Imagine life without running water, gas and electricity. Outhouses for toilets. Woodburning stoves the only source of heat. Laborious journeys to the mountains for wood, and to natural springs to fill containers with water for drinking, cooking and bathing. On top of these hardships, there’s food insecurity and barely enough money for clothes and other necessities. This is reality for families living in run-down trailer homes and hogans (octagonal-shaped, single-room dwellings) that dot the vast landscape around Tohatchi on the Navajo Reservation in New Mexico.
In the more “urban” part of town, population 1,100, it’s common for families to welcome unhoused relatives into the small cinderblock homes they lease from the federal government. Most of the housing is old and in need of repair and the occupants, usually upwards of a dozen, often share one vehicle. Although the homes have plumbing and utilities, it’s a struggle to put food on the table.
But there is a beacon of light.
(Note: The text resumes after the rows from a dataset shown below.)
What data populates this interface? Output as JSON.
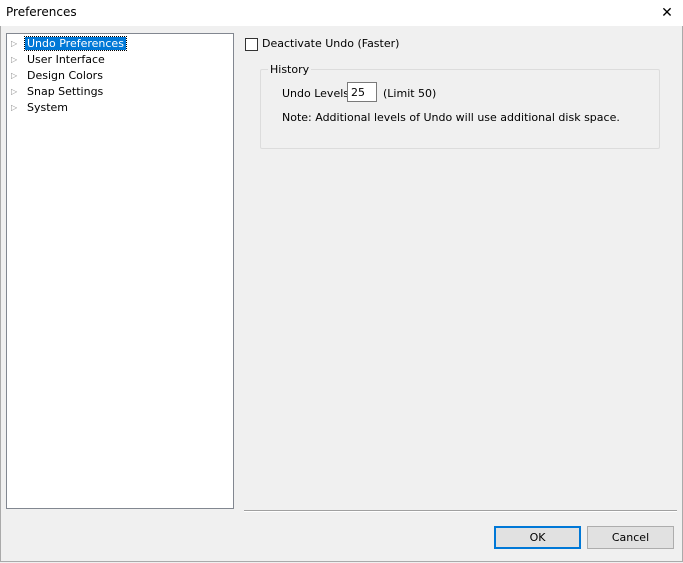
{
  "window": {
    "title": "Preferences",
    "close_glyph": "✕"
  },
  "tree": {
    "items": [
      {
        "label": "Undo Preferences",
        "selected": true
      },
      {
        "label": "User Interface"
      },
      {
        "label": "Design Colors"
      },
      {
        "label": "Snap Settings"
      },
      {
        "label": "System"
      }
    ],
    "expander_glyph": "▷"
  },
  "undo": {
    "deactivate_label": "Deactivate Undo (Faster)",
    "deactivate_checked": false,
    "history_title": "History",
    "levels_label": "Undo Levels:",
    "levels_value": "25",
    "limit_text": "(Limit 50)",
    "note": "Note:  Additional levels of Undo will use additional disk space."
  },
  "buttons": {
    "ok": "OK",
    "cancel": "Cancel"
  },
  "colors": {
    "selection": "#0078d7",
    "button_face": "#e1e1e1"
  }
}
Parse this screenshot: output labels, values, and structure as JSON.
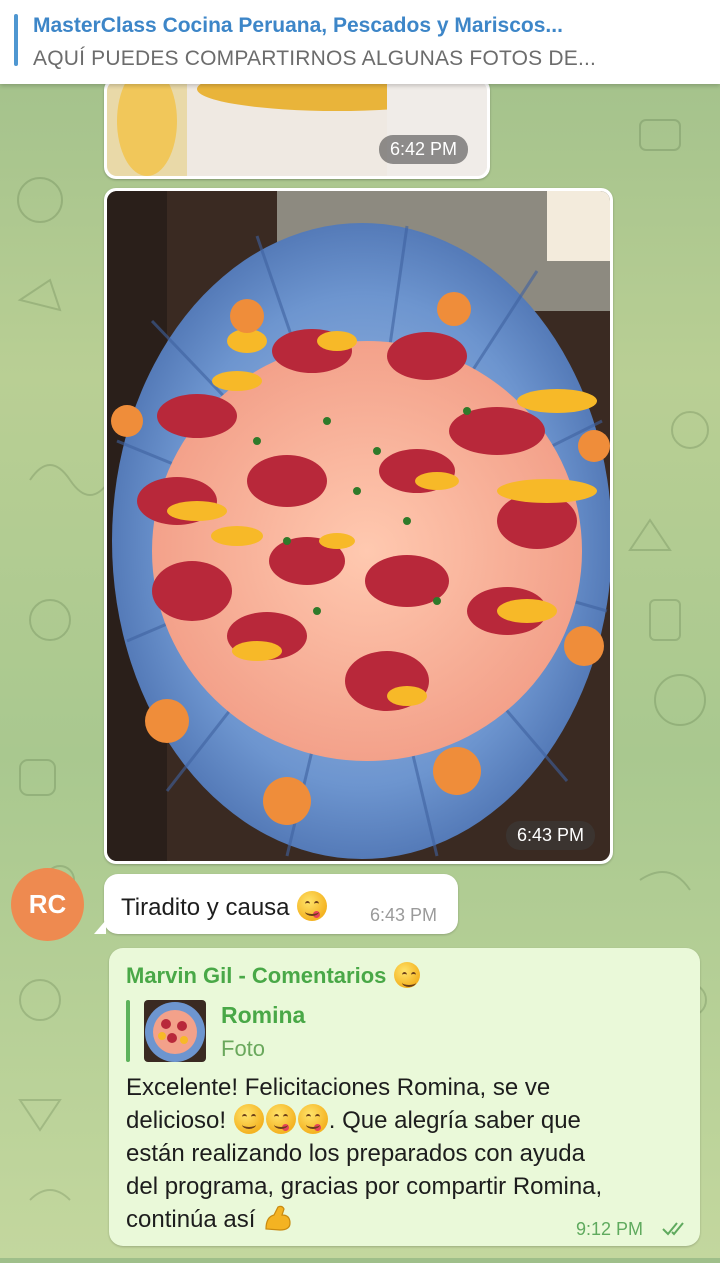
{
  "pinned": {
    "title": "MasterClass Cocina Peruana, Pescados y Mariscos...",
    "subtitle": "AQUÍ PUEDES COMPARTIRNOS ALGUNAS FOTOS DE..."
  },
  "messages": {
    "photo1_time": "6:42 PM",
    "photo2_time": "6:43 PM",
    "sender_initials": "RC",
    "caption": "Tiradito y causa",
    "caption_time": "6:43 PM",
    "reply": {
      "author": "Marvin Gil - Comentarios",
      "quoted_name": "Romina",
      "quoted_type": "Foto",
      "text_line1": "Excelente! Felicitaciones Romina, se ve",
      "text_line2a": "delicioso!",
      "text_line2b": ". Que alegría saber que",
      "text_line3": "están realizando los preparados con ayuda",
      "text_line4": "del programa, gracias por compartir Romina,",
      "text_line5": "continúa así",
      "time": "9:12 PM"
    }
  },
  "colors": {
    "accent_blue": "#3d86c8",
    "accent_green": "#49a847",
    "avatar_orange": "#ee8a50",
    "outgoing_bubble": "#eaf9d9"
  },
  "icons": [
    "yum-emoji",
    "smile-emoji",
    "flexed-biceps-emoji",
    "double-check-icon"
  ]
}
The locals call it “the jewel of the desert” – St. Mary Mission in Tohatchi, the church built by the Franciscan friars in 1920. For more than a century, friars – along with religious sisters, as well as volunteers and donors from around the country – have been a source of support, compassion and care in the midst of poverty and struggle.
“A big part of their daily work is getting the supplies they need to survive and make it to the next day. The Navajo are a resilient people. They are accustomed to adversity and finding ways to
deal with the many challenges they face. But things would be more difficult if the Franciscans weren’t here,” said Dale Jamison, OFM, pastor of St. Mary Mission since December 2012.
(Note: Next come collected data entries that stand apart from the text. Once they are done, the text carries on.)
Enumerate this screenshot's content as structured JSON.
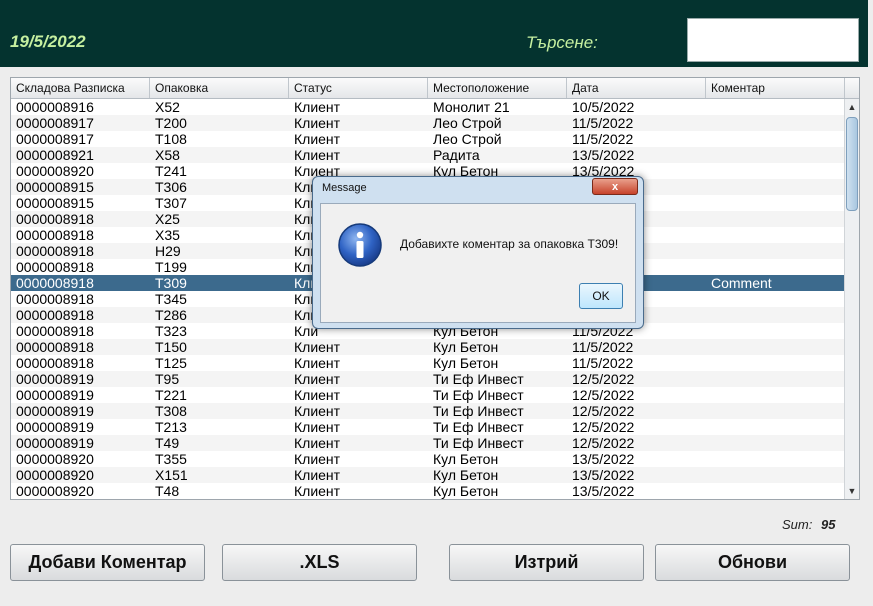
{
  "header": {
    "date": "19/5/2022",
    "search_label": "Търсене:",
    "search_value": ""
  },
  "table": {
    "columns": [
      "Складова Разписка",
      "Опаковка",
      "Статус",
      "Местоположение",
      "Дата",
      "Коментар"
    ],
    "rows": [
      [
        "0000008916",
        "X52",
        "Клиент",
        "Монолит 21",
        "10/5/2022",
        ""
      ],
      [
        "0000008917",
        "T200",
        "Клиент",
        "Лео Строй",
        "11/5/2022",
        ""
      ],
      [
        "0000008917",
        "T108",
        "Клиент",
        "Лео Строй",
        "11/5/2022",
        ""
      ],
      [
        "0000008921",
        "X58",
        "Клиент",
        "Радита",
        "13/5/2022",
        ""
      ],
      [
        "0000008920",
        "T241",
        "Клиент",
        "Кул Бетон",
        "13/5/2022",
        ""
      ],
      [
        "0000008915",
        "T306",
        "Кли",
        "",
        "",
        ""
      ],
      [
        "0000008915",
        "T307",
        "Кли",
        "",
        "",
        ""
      ],
      [
        "0000008918",
        "X25",
        "Кли",
        "",
        "",
        ""
      ],
      [
        "0000008918",
        "X35",
        "Кли",
        "",
        "",
        ""
      ],
      [
        "0000008918",
        "H29",
        "Кли",
        "",
        "",
        ""
      ],
      [
        "0000008918",
        "T199",
        "Кли",
        "",
        "",
        ""
      ],
      [
        "0000008918",
        "T309",
        "Кли",
        "",
        "",
        "Comment"
      ],
      [
        "0000008918",
        "T345",
        "Кли",
        "",
        "",
        ""
      ],
      [
        "0000008918",
        "T286",
        "Кли",
        "",
        "",
        ""
      ],
      [
        "0000008918",
        "T323",
        "Кли",
        "Кул Бетон",
        "11/5/2022",
        ""
      ],
      [
        "0000008918",
        "T150",
        "Клиент",
        "Кул Бетон",
        "11/5/2022",
        ""
      ],
      [
        "0000008918",
        "T125",
        "Клиент",
        "Кул Бетон",
        "11/5/2022",
        ""
      ],
      [
        "0000008919",
        "T95",
        "Клиент",
        "Ти Еф Инвест",
        "12/5/2022",
        ""
      ],
      [
        "0000008919",
        "T221",
        "Клиент",
        "Ти Еф Инвест",
        "12/5/2022",
        ""
      ],
      [
        "0000008919",
        "T308",
        "Клиент",
        "Ти Еф Инвест",
        "12/5/2022",
        ""
      ],
      [
        "0000008919",
        "T213",
        "Клиент",
        "Ти Еф Инвест",
        "12/5/2022",
        ""
      ],
      [
        "0000008919",
        "T49",
        "Клиент",
        "Ти Еф Инвест",
        "12/5/2022",
        ""
      ],
      [
        "0000008920",
        "T355",
        "Клиент",
        "Кул Бетон",
        "13/5/2022",
        ""
      ],
      [
        "0000008920",
        "X151",
        "Клиент",
        "Кул Бетон",
        "13/5/2022",
        ""
      ],
      [
        "0000008920",
        "T48",
        "Клиент",
        "Кул Бетон",
        "13/5/2022",
        ""
      ]
    ],
    "selected_row_index": 11,
    "scroll_up_icon": "arrow-up-icon",
    "scroll_down_icon": "arrow-down-icon"
  },
  "summary": {
    "sum_label": "Sum:",
    "sum_value": "95"
  },
  "buttons": {
    "add_comment": "Добави Коментар",
    "xls": ".XLS",
    "delete": "Изтрий",
    "refresh": "Обнови"
  },
  "dialog": {
    "title": "Message",
    "message": "Добавихте коментар за опаковка T309!",
    "ok_label": "OK",
    "close_label": "x",
    "icon": "info-icon"
  },
  "colors": {
    "header_bg": "#04332f",
    "header_text": "#c6f0a0",
    "selection": "#3c6a8d"
  }
}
“We are trying to make things a little easier for them. We’re doing what St. Francis did – living among and serving people on the margins. This is the ministry of St. Teresa of Calcutta – feeding the hungry, clothing the naked, and counseling the distraught,” added Dale, who serves as director of the Office of Native American Ministry for the Diocese of Gallup.
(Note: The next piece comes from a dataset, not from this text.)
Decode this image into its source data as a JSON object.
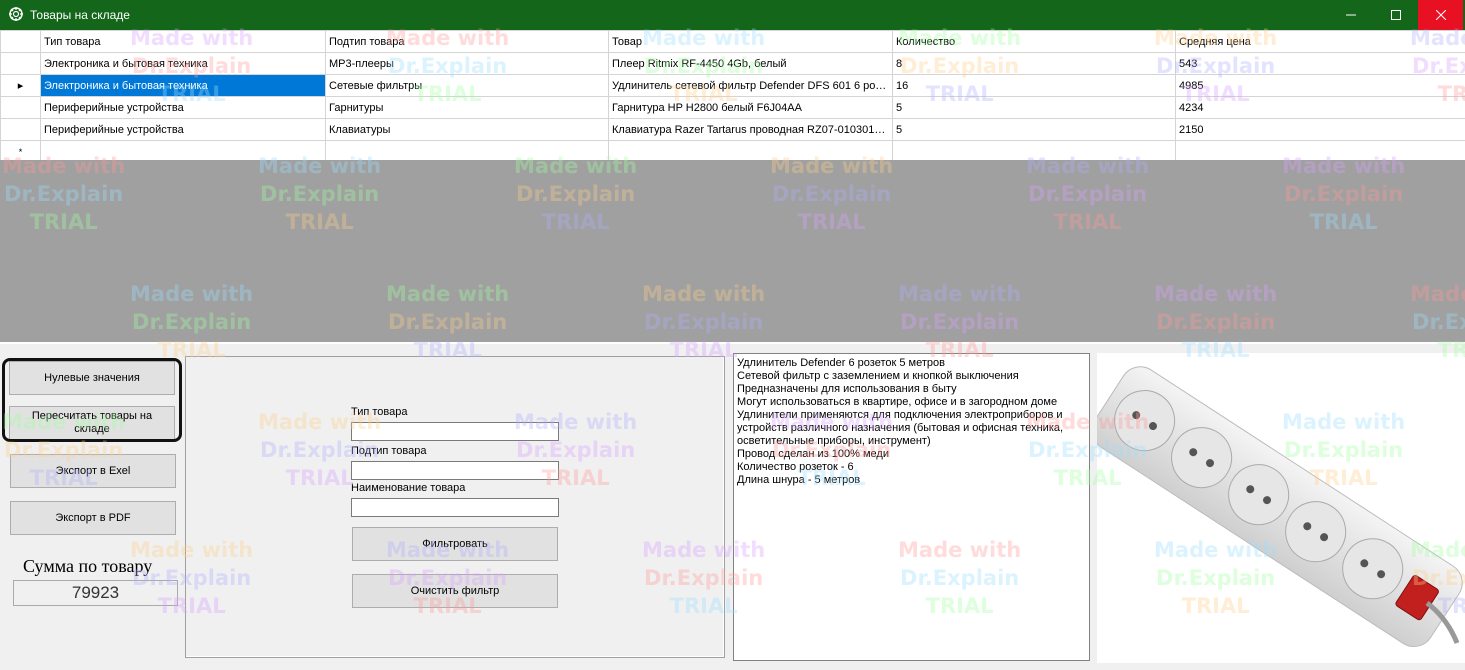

The centerpiece of this service is the Mission Food Pantry, Sr. Jean’s Clothes Closet, and other supportive outreach
ministries. Franciscan Sisters Marlene Kochert, OSF, and Miriam Kaeser, OSF, who coordinate the weekday operations of the food and clothing programs, often open the pantry after Sunday Mass. They say the supplemental food assistance helps families fill their children’s dinner plates. Volunteers stock pantry shelves with the goods they purchase on a weekly trip to a regional food distribution center in Gallup. The Mission provides canned fruit and vegetables, tuna, soup, rice, pasta, cereal and other non-perishables, as well as fresh produce, meat and dairy to any Navajo family who comes to the pantry.
In addition to used clothing donations from Mission partners in the Southwest and beyond, parishes in Phoenix, Arizona, and Oakland, California, twice annually truck donations of new blankets, bedsheets, coats, sweatshirts, and other seasonal clothing to the thrift shop. During Thanksgiving and Christmas, donations of food, clothing and other necessities pour into the parish, due largely to Dale’s mission appeals at parishes in the region and the efforts of the Franciscan nuns.
While caring for the material needs of the Navajo Nation is an important part of Franciscan ministry, Dale says the friars
keep in their sights the principal reason for their presence: the sacramental nourishment of the faithful.
“The Navajo are steadfast in their Native American culture and spirituality – and for those who are Catholic, they are very devout in their faith. They infuse their Navajo culture and spirituality into their Catholic identity, and vice versa. They are sustained by both. They desire the beautiful, sacred celebration of the Sunday Liturgy in church – with singing and incense!” said Dale, who previously spent 39 years in Native American ministry with the Pueblos in the Southwest.
The friars are culturally sensitive in the support and worship they bring to the Navajo Nation – one example, weekday
Masses are celebrated in the Mission’s hogan chapel. All Navajo, even those living in trailers and government housing, have a separate hogan for religious and spiritual ceremonies.
St. Mary Mission has two satellite churches – St. Anthony of Padua in Naschitti and St. Joseph the Worker in Coyote Canyon, both about 20 miles from Tohatchi. A Legion of Mary ministry visits elderly and homebound, and the parish provides up to $2,000 in tuition assistance for children attending area Catholic schools.
The 40-acre Mission compound houses the church, friary, hogan chapel, food pantry, thrift shop, a convent, three trailer homes and other structures, including motel hogans – where groups of high school and college
students lodge during a volunteer week of immersion in Navajo culture and mission life. They perform outdoor maintenance at the churches, attend Mass at the hogan chapel and cultural presentations, and
experience traditions like shearing sheep and making frybread, a culinary specialty served with mutton and beans at wedding and anniversary banquets and funeral receptions.
St. Mary Mission’s centennial event was canceled in 2020 because of the pandemic, but the Navajo and friars did what they always do – they met the challenge and held a glorious celebration last year to usher in the next century.